Predigt am Fest der Hl. Familie


Vielleicht sollten wir uns als Erstes davor hüten, uns die Heilige Familie idyllischer zu denken und auszumalen, als sie es in Wirklichkeit war. Sicher, Maria, Josef, Jesus, alle drei sind sie voller Segen und Gnade Gottes. Aber heilig im Sinne von jenseits aller menschlichen Wirklichkeit war auch die Heilige Familie nicht. Jesus kommt nicht als nur den Menschen ähnliches Wesen auf die Erde, sodass er dann in seiner Heiligkeit an allem Menschlichen vorbei heranwächst. Maria und Josef sind nicht nur seine Ernährer. Nein, Jesus wird ganz ein vollkommener Mensch bis in sein innerstes Wesen hinein. Er muss Laufen und Sprechen lernen, sein Herz und seinen Charakter formen, sein Denken trainieren und auf das Gute hin ausrichten und seine Gefühle ordnen.

 

All das, was ihn später auszeichnet und anziehend macht - Feingefühl, Liebe zu den Einfachen und Armen, Bereitschaft, Not zu wenden, Leidenden beizustehen, bei der Wahrheit zu bleiben, Schwerem nicht auszuweichen - erlernt er Schritt für Schritt in seiner Familie.

 

Dass dies zu allen Zeiten eine Aufgabe der Erziehung war, zeigt dieses Märchen der Gebrüder Grimm:

Der alte Großvater und der Enkel

 

Es war einmal ein steinalter Mann, dem waren die Augen trüb geworden, die Ohren taub, und die Knie zitterten ihm. Wenn er nun bei Tische saß und den Löffel kaum halten konnte, schüttete er Suppe auf das Tischtuch, und es floss ihm auch etwas wieder aus dem Mund.

 

Sein Sohn und des­sen Frau ekelten sich davor, und deswegen musste sich der alte Großvater endlich hinter den Ofen in die Ecke setzen, und sie gaben ihm sein Essen in ein irdenes Schüsselchen und noch dazu nicht einmal satt; da sah er betrübt nach dem Tisch, und die Augen wurden ihm nass. Einmal auch konnten seine zitterigen Hände das Schüsselchen nicht festhalten, es fiel zur Erde und zerbrach. Die junge Frau schalt, er sagte aber nichts und seufzte nur.

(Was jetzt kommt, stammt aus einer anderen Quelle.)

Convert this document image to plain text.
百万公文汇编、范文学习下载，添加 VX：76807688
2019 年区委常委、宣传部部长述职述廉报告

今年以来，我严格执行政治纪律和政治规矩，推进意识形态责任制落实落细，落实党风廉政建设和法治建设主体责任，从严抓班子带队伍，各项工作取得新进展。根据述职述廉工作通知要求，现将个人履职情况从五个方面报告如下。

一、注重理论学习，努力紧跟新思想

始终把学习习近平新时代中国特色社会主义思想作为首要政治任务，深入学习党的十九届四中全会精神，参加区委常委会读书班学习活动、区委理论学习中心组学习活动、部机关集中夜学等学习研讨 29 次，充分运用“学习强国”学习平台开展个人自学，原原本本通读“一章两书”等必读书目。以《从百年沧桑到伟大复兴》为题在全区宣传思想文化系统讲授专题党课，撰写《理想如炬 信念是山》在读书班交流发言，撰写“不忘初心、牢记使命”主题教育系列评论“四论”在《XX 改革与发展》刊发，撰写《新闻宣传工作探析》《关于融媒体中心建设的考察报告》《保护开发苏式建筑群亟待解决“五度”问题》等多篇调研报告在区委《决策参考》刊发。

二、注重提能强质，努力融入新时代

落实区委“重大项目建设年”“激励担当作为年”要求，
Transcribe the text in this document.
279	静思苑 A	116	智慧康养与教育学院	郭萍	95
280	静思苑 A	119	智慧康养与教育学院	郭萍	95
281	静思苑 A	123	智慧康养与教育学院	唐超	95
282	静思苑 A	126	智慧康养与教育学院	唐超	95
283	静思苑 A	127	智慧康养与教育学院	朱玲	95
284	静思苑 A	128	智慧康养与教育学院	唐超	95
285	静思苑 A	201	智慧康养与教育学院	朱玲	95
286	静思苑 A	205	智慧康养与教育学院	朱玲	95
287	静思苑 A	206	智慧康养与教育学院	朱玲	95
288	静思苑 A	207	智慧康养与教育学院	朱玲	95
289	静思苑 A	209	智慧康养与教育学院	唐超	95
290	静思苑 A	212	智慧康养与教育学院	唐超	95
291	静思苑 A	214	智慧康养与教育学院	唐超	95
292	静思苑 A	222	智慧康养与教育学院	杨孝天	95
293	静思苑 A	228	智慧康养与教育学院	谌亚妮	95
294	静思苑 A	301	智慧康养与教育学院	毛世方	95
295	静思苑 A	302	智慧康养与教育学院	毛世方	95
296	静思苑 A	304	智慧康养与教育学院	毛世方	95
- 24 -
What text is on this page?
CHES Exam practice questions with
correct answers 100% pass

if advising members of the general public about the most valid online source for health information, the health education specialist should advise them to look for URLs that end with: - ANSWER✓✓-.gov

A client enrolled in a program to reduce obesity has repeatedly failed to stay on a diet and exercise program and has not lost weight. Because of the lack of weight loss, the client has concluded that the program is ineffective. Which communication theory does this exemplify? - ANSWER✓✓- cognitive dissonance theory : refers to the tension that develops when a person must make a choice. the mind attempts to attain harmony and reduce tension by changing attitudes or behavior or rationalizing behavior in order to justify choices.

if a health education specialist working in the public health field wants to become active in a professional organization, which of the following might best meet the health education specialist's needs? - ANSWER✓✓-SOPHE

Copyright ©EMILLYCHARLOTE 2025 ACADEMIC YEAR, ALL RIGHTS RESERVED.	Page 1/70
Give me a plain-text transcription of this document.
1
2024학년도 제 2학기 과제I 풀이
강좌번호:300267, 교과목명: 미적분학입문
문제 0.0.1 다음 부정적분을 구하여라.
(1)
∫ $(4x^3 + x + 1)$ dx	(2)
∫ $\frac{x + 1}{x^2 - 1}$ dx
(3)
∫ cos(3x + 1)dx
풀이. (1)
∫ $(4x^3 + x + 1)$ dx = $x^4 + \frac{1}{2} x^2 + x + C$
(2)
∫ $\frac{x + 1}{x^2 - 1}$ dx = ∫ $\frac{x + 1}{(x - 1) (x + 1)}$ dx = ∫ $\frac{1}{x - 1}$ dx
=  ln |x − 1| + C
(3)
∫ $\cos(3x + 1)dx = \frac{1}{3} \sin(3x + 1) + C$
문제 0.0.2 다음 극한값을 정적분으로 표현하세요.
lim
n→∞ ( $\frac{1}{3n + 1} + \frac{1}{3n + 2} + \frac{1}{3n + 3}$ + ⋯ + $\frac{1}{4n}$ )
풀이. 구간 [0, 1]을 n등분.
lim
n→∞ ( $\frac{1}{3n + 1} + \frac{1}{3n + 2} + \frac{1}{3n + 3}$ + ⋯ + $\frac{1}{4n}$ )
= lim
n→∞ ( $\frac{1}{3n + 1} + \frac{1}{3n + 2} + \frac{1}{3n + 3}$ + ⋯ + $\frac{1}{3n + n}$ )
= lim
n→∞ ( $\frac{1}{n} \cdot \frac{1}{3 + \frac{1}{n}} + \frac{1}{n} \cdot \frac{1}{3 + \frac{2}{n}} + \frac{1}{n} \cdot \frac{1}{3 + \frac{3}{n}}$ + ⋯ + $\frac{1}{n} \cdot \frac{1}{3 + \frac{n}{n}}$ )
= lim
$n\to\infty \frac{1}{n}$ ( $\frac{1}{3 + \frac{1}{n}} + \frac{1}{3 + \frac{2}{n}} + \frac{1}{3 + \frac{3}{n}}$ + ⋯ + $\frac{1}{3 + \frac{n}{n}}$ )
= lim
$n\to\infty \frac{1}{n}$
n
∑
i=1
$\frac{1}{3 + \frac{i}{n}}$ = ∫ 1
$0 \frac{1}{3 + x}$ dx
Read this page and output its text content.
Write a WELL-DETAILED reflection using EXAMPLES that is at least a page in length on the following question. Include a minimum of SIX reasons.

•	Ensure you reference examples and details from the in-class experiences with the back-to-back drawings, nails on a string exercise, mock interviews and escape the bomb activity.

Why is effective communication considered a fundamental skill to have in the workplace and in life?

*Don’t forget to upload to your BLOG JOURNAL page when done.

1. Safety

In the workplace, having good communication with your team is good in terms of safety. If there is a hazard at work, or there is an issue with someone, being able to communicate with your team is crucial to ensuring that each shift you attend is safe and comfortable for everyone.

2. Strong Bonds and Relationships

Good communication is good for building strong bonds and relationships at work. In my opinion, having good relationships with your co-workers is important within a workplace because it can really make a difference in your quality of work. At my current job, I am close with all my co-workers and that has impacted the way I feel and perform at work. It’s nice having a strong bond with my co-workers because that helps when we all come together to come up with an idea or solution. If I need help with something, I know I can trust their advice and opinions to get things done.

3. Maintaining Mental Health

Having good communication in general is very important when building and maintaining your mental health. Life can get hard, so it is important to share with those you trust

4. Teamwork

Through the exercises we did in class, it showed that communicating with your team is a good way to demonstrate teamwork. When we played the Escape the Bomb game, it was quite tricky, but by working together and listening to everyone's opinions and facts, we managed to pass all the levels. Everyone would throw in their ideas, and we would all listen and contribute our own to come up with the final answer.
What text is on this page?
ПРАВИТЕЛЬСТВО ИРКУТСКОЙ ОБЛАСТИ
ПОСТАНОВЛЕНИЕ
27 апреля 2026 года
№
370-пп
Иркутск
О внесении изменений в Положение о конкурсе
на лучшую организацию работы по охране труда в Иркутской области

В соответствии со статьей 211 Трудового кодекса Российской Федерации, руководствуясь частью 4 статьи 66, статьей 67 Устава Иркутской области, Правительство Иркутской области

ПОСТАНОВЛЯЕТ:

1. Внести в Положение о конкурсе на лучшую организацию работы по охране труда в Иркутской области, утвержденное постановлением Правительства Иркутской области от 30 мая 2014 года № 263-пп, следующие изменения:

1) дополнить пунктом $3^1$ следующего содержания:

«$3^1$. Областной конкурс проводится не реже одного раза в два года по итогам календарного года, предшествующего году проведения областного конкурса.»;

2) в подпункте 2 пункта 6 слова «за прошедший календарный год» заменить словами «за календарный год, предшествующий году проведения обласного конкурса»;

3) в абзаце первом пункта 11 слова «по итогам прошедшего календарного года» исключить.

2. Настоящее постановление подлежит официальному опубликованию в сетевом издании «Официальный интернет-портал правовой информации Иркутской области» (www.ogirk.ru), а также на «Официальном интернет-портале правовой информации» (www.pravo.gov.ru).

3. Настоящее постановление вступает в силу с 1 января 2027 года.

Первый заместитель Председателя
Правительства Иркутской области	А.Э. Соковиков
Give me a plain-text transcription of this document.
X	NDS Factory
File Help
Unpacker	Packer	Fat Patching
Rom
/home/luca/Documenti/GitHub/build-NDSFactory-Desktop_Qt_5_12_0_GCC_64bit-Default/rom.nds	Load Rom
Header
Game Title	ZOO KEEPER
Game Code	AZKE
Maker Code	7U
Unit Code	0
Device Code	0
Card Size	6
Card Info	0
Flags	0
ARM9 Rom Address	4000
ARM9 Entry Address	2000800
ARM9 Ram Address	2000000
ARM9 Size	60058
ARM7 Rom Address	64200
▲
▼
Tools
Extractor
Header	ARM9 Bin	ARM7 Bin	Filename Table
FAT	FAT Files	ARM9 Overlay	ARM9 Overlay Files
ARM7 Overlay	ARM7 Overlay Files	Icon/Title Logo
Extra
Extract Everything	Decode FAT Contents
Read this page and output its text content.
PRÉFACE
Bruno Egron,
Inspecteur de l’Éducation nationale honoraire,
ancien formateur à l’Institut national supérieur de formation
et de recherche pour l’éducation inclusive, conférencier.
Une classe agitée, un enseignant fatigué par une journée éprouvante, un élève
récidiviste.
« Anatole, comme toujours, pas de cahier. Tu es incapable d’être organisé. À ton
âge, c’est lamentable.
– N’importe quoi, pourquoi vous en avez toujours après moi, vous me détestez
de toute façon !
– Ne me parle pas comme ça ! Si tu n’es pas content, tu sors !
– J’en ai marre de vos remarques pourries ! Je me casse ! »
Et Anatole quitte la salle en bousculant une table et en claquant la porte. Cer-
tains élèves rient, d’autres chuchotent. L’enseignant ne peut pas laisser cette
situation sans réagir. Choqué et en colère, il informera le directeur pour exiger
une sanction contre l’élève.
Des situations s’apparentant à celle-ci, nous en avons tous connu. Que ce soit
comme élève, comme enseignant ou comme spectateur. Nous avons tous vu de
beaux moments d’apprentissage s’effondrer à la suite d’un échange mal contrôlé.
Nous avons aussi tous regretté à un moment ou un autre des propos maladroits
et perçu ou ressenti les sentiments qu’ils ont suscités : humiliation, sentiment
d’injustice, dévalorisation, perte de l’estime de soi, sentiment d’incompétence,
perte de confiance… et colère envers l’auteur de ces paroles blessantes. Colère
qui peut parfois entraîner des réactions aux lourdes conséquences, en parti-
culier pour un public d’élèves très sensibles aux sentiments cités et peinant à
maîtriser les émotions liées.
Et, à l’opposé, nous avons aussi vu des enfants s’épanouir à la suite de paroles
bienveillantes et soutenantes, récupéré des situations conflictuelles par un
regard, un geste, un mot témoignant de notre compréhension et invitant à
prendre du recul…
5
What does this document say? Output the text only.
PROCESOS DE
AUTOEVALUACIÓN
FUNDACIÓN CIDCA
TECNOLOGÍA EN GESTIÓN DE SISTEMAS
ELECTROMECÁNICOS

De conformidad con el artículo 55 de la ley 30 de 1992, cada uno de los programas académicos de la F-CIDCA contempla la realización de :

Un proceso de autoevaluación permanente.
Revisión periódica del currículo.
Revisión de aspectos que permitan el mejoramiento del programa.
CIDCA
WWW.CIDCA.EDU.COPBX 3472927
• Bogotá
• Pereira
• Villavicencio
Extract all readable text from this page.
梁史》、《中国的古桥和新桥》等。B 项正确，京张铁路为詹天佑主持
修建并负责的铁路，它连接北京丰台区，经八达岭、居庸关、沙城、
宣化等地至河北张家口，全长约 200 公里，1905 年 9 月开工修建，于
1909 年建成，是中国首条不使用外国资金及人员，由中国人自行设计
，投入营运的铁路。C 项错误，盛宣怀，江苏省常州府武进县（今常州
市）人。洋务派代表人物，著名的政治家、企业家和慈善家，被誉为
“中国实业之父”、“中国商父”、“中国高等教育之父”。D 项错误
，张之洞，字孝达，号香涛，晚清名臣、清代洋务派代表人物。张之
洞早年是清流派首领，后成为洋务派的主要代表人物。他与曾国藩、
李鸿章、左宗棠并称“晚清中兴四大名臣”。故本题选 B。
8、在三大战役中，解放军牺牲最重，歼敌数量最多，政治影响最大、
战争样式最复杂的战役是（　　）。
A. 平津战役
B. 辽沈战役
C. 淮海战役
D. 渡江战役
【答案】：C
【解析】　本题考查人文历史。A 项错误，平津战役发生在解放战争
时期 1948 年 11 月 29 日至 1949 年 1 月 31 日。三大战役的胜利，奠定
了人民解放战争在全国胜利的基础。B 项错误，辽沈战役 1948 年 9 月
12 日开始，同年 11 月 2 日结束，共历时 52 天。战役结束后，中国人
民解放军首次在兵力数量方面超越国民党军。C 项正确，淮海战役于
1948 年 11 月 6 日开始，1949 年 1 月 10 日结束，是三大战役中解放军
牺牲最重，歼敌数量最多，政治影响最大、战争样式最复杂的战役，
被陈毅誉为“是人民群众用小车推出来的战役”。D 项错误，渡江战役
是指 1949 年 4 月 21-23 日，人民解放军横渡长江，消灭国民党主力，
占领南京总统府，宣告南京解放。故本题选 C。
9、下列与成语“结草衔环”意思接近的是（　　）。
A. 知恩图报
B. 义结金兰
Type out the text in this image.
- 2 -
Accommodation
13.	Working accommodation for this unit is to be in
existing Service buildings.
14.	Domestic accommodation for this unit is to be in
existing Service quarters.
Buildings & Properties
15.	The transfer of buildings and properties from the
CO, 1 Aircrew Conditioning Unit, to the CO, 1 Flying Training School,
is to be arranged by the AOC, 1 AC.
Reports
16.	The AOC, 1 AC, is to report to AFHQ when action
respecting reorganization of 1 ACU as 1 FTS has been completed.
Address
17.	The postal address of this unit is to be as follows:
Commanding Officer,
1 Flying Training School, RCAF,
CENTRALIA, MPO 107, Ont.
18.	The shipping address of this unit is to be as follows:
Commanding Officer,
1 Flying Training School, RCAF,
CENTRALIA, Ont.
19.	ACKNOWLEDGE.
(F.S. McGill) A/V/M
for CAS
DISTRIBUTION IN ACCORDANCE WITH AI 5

Da kaufte sie ihm ein hölzernes Schüsselchen für ein paar Heller, daraus musste er nun essen.

 

Wie sie da so sitzen, so trägt der kleine Enkel von vier Jahren auf der Erde kleine Brettlein zusammen. „Was machst du da?“, fragte der Vater. „Ich mache ein Tröglein“, antwortete das Kind, „daraus sollen Vater und Mutter essen, wenn ich groß bin “ Da sahen sich Mann und Frau eine Wei­le an, fingen endlich an zu weinen, holten alsofort den alten Großvater an den Tisch und ließen ihn von nun an immer mitessen, sagten auch nichts, wenn er ein wenig ver­schüttete.

 

(Brüder Grimm in: Weisheit für die Seele. Gute Gedanken für alle Tage. Herausgegeben von Sylvia Müller und Ulrich Sander. Herder Verlag, Freiburg Basel Wien 2007)

 

Zurück zur Hl. Familie. Trotz aller Normalität der Heiligen Familie ist eines an ihr bewundernswert: Sie lebt in tiefer Gottverbundenheit und bemüht sich, in der Kraft Gottes seinen Willen zu erfüllen. In der Familie Jesu bestimmen Gottes Wille und seine Weisungen das Denken und Handeln. Daher kann Gott neben seiner Zuwendung der Gnade auch mit seinen Zumutungen immer wieder bei Maria und Josef landen. Beide sind bereit, ihre sicher vorhandenen eigenen Lebenspläne von Gott durchkreuzen zu lassen. Sie verzichten auf eine Lebensgestaltung allein nach ihren Vorstellungen. Dieses Verhalten setzt enormes Gottvertrauen voraus.

 

Dieses Gottvertrauen können wir von Kindern lernen, auf die wir besonders um Weihnachten herum unsere Aufmerksamkeit lenken. Lenken wir doch jetzt einmal unsere Aufmerksamkeit auf das „Kind in uns“ und sehen diese Welt mit den Augen eines Kindes, wie es uns der belgische Ordensmann Phil Bosmans empfiehlt:

Mit den Augen eines Kindes

 

„Herr, gib mir ein wenig Sonne. Gib mir ein Lächeln für diesen Tag. Gib mir die Augen eines Kindes. Herr, gib mir ein bisschen Freude.“

 

Steig jeden Morgen mit einem solchen Gebet aus dem Bett. Schau nicht so schrecklich ernst und wichtig drein. Ich weiß, vor dir liegen vielleicht große Probleme. Aber mach sie nicht größer, als sie wirklich sind. Dann werden sie zu riesigen, schwarzen Wolken, die alles verfinstern.

 

Du musst kein Berufsoptimist sein, aber wer alles schwarz sieht, für den sieht selbst die Sonne schwarz aus. Wer sich mit materiellen Dingen überfüttert, wird krank infolge geistiger Unterernährung.

 

Wünsch dir die Augen und das Herz eines Kindes, das quietschvergnügt über den verbotenen Rasen rennt, das über einen kleinen Fisch im Wasser staunt, das nach den Sternen fragt, wer sie angezündet hat. Niemals mag es dich wegen eines dicken Portemonnaies, sondern weil du mit ihm spielst und lachst, weil du fantastische Geschichten erzählen und lustige Lieder singen kannst.

 

(Phil Bosmans in: Weisheit für die Seele. Gute Gedanken für alle Tage. Herausgegeben von Sylvia Müller und Ulrich Sander. Herder Verlag, Freiburg Basel Wien 2007)

 

In diesem Sinne wünsche ich mir und Ihnen die Augen und das eines Kindes, das uns Lebensfreude und Gottvertrauen – trotz allem – lehrt.

 

Amen.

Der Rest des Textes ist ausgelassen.